“Zora, do you mean that?”
She nodded, fluttered a glance at him, and put out her free hand to claim a few moments’ grace.
“I left you to look for a mission in life. I’ve come back and found it at the place I started from. It’s a big mission, for it means being a mate to a big man. But if you will let me try, I’ll do my best.”
Sypher thrust away the protecting hand.
“You can talk afterwards,” he said.
Thus did Zora come to the knowledge of things real. When the gates were opened, she walked in with a tread not wanting in magnificence. She made the great surrender, which is woman’s greatest victory, very proudly, very humbly, very deliciously. She had her greatnesses.
She freed herself, flushed and trembling, throbbing with a strange happiness that caught her breath. This time she believed Nature, and laughed with her in her heart in close companionship. She was mere woman after all, with no mission in life but the accomplishment of her womanhood, and she gloried in the knowledge. This was exceedingly good for her. Sypher regarded her with shining eyes as if she had been an immortal vesting herself in human clay for divine love of him; and this was exceedingly good for Sypher. After much hyperbole they descended to kindly commonplace.
“But I don’t see now,” he cried, “how I can ask you to marry me. I don’t even know how I’m to earn my living.”
“There are Septimus’s inventions. Have you lost your faith in them?”
He cried with sudden enthusiasm, as who should say, if an Immortal has faith in them, then indeed must they be divine:
“Do you believe in them now?”
“Utterly. I’ve grown superstitious, too. Wherever we turn there is Septimus. He has raised Emmy from hell to heaven. He has brought us two together. He is our guardian angel. He’ll never fail us. Oh, Clem, thank heaven,” she exclaimed fervently, “I’ve got something to believe in at last.”
* * * * *
Meanwhile the guardian angel, entirely unconscious of apotheosis, sat in the little flat in Chelsea blissfully eating crumpets over which Emmy had spread the preposterous amount of butter which proceeds from an overflowing heart. She knelt on the hearth rug watching him adoringly as if he were a hierophant eating sacramental wafer. They talked of the future. He mentioned the nice houses he had seen in Berkeley Square.

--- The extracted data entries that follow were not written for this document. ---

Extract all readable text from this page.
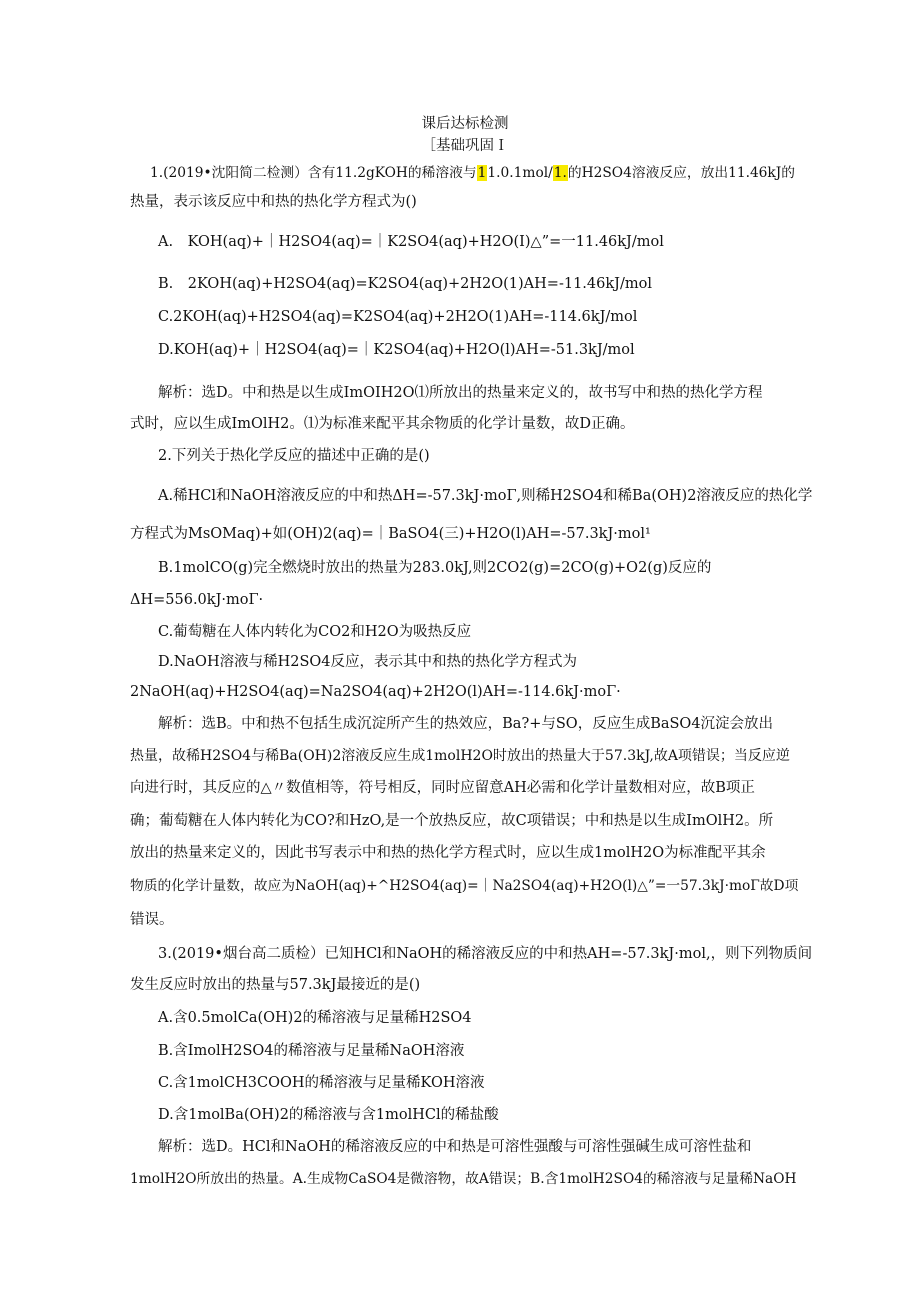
课后达标检测
［基础巩固Ｉ
1.(2019•沈阳简二检测）含有11.2gKOH的稀溶液与11.0.1mol/1.的H2SO4溶液反应，放出11.46kJ的
热量，表示该反应中和热的热化学方程式为()
A.　KOH(aq)+｜H2SO4(aq)=｜K2SO4(aq)+H2O(I)△”=一11.46kJ/mol
B.　2KOH(aq)+H2SO4(aq)=K2SO4(aq)+2H2O(1)AH=-11.46kJ/mol
C.2KOH(aq)+H2SO4(aq)=K2SO4(aq)+2H2O(1)AH=-114.6kJ/mol
D.KOH(aq)+｜H2SO4(aq)=｜K2SO4(aq)+H2O(l)AH=-51.3kJ/mol
解析：选D。中和热是以生成ImOIH2O⑴所放出的热量来定义的，故书写中和热的热化学方程
式时，应以生成ImOlH2。⑴为标准来配平其余物质的化学计量数，故D正确。
2.下列关于热化学反应的描述中正确的是()
A.稀HCl和NaOH溶液反应的中和热ΔH=-57.3kJ·moΓ,则稀H2SO4和稀Ba(OH)2溶液反应的热化学
方程式为MsOMaq)+如(OH)2(aq)=｜BaSO4(三)+H2O(l)AH=-57.3kJ·mol¹
B.1molCO(g)完全燃烧时放出的热量为283.0kJ,则2CO2(g)=2CO(g)+O2(g)反应的
ΔH=556.0kJ·moΓ·
C.葡萄糖在人体内转化为CO2和H2O为吸热反应
D.NaOH溶液与稀H2SO4反应，表示其中和热的热化学方程式为
2NaOH(aq)+H2SO4(aq)=Na2SO4(aq)+2H2O(l)AH=-114.6kJ·moΓ·
解析：选B。中和热不包括生成沉淀所产生的热效应，Ba?+与SO，反应生成BaSO4沉淀会放出
热量，故稀H2SO4与稀Ba(OH)2溶液反应生成1molH2O时放出的热量大于57.3kJ,故A项错误；当反应逆
向进行时，其反应的△〃数值相等，符号相反，同时应留意AH必需和化学计量数相对应，故B项正
确；葡萄糖在人体内转化为CO?和HzO,是一个放热反应，故C项错误；中和热是以生成ImOlH2。所
放出的热量来定义的，因此书写表示中和热的热化学方程式时，应以生成1molH2O为标准配平其余
物质的化学计量数，故应为NaOH(aq)+^H2SO4(aq)=｜Na2SO4(aq)+H2O(l)△”=一57.3kJ·moΓ故D项
错误。
3.(2019•烟台高二质检）已知HCl和NaOH的稀溶液反应的中和热AH=-57.3kJ·mol,，则下列物质间
发生反应时放出的热量与57.3kJ最接近的是()
A.含0.5molCa(OH)2的稀溶液与足量稀H2SO4
B.含ImolH2SO4的稀溶液与足量稀NaOH溶液
C.含1molCH3COOH的稀溶液与足量稀KOH溶液
D.含1molBa(OH)2的稀溶液与含1molHCl的稀盐酸
解析：选D。HCl和NaOH的稀溶液反应的中和热是可溶性强酸与可溶性强碱生成可溶性盐和
1molH2O所放出的热量。A.生成物CaSO4是微溶物，故A错误；B.含1molH2SO4的稀溶液与足量稀NaOH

“Berkeley Square would be very charming,” said Emmy, “but it would mean carriages and motor-cars and powdered footmen and Ascot and balls and dinner parties and presentations at Court. You would be just in your element, wouldn’t you, dear?”
She laughed and laid her happy head on his knee.
“No, dear. If we want to have a fling together, you and I, in London, let us keep on this flat as a pied-a-terre. But let us live at Nunsmere. The house is quite big enough, and if it isn’t you can always add on a bit at the cost of a month’s rent in Berkeley Square. Wouldn’t you prefer to live at Nunsmere?”